Among his fellow legislators were Daniel arap Moi representing the Rift Valley, Tom Mboya representing the Nairobi area, Bernard Mate representing the Central Province, Ronald Ngala representing the Coast Province, James Nzau Muimi representing the Eastern Province, Lawrence Oguda representing Nyanza South, and Oginga Odinga representing Nyanza Central. In 1958, Muliro formed the Kenya National Party with the support of nine Legco members. He later dissolved his party to join the Kenya African Democratic Union (KADU). He was subsequently appointed minister of commerce just before Kenya gained independence in 1963.
Muliro worked in various positions in later governments but was frequently on the wrong side of President Jomo Kenyatta.

After Kenyatta's death, he vied for the Kitale East seat in the 1979 general election, but the new president, Daniel Arap Moi, seeking to assert his authority, ensured his old ally Muliro was rigged out in Kitale East in favor of ex-Mayor Fred Gumo. He remained in the cold between 1979 and 1984; he was again rigged out in the 1983 snap election by the KANU party. However, in the ensuing 1984 by-election, after Gumo’s win was invalidated due to ballot box stuffing, Muliro narrowly won the resulting by-election against a Kalenjin candidate, Hon.
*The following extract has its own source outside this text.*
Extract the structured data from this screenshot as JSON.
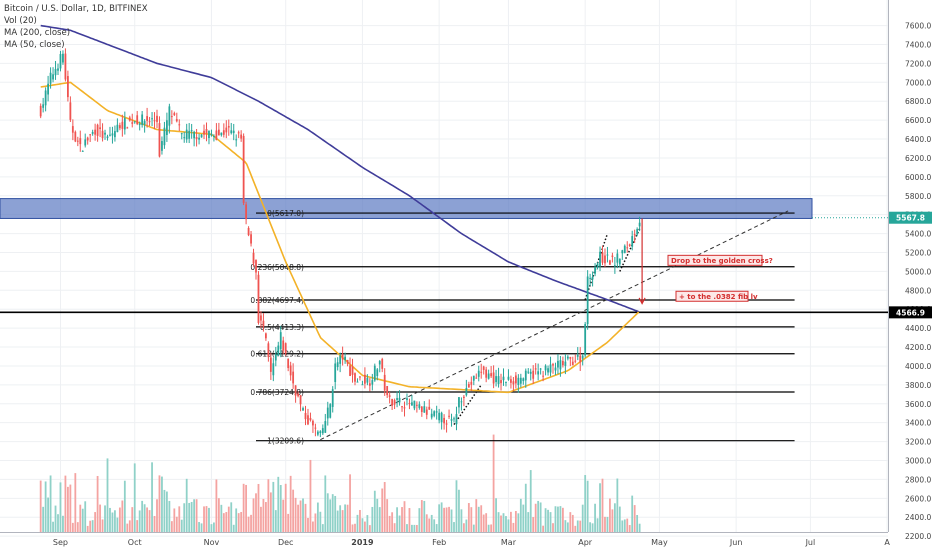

Joseph Yego in an election marred by widespread election rigging and malpractices.

He served as the Kitale East Constituency MP until 1988, when the constituency was split up and he contested the newly created Cherangany Constituency parliamentary seat in the infamous 1988 Mlolongo election. He narrowly won the Cherangany Constituency parliamentary seat in the 1988 election, but his election was immediately nullified. At the 1989 by-election, a newcomer, Kalenjin Hon Kipruto Arap Kirwa defeats him.

==Multi-party campaign==
In 1989, Muliro teamed up with Kenneth Matiba, Charles Rubia, Martin Shikuku, Phillip Gachoka and Oginga Odinga to form FORD (Forum for restoration of democracy), a pressure-group agitating for a return to pluralist politics. After violent clashes pitting FORD supporters against police and government supporters, the KANU government accepted multi-partyism in 1991. FORD became a party with Muliro as its vice chairman.

Disagreements soon cropped up with two main rivals Oginga Odinga and Kenneth Matiba each wanting to run for presidency and not wanting to listen to reason. It was Shortly after this that Muliro left for London for a fundraising mission for the newly formed Ford political party. It was to be an ill-fated trip: on his return, upon his arrival at the Nairobi airport on the morning of August 14, 1992, he collapsed and died. The controversy over his death was heightened by the absence of an official post mortem. Muliro was buried on his rural farm in Sibanga area of Kenya.

The party, then split into two factions after Muliro died due to a disagreement on who was to run for the presidency against President Moi. Kenneth Matiba and Martin Shikuku claiming that they are the real owners of Ford splitting to form Ford Asili and Odinga and others forming Ford Kenya. Had Masinde Muliro not died, the original FORD would have remained united and possibly would have removed president Moi in 1992.

==Personal life==
He married Mama Marcia Muliro in 1953.

The Masinde Muliro University of Science and Technology in Kakamega is named for him.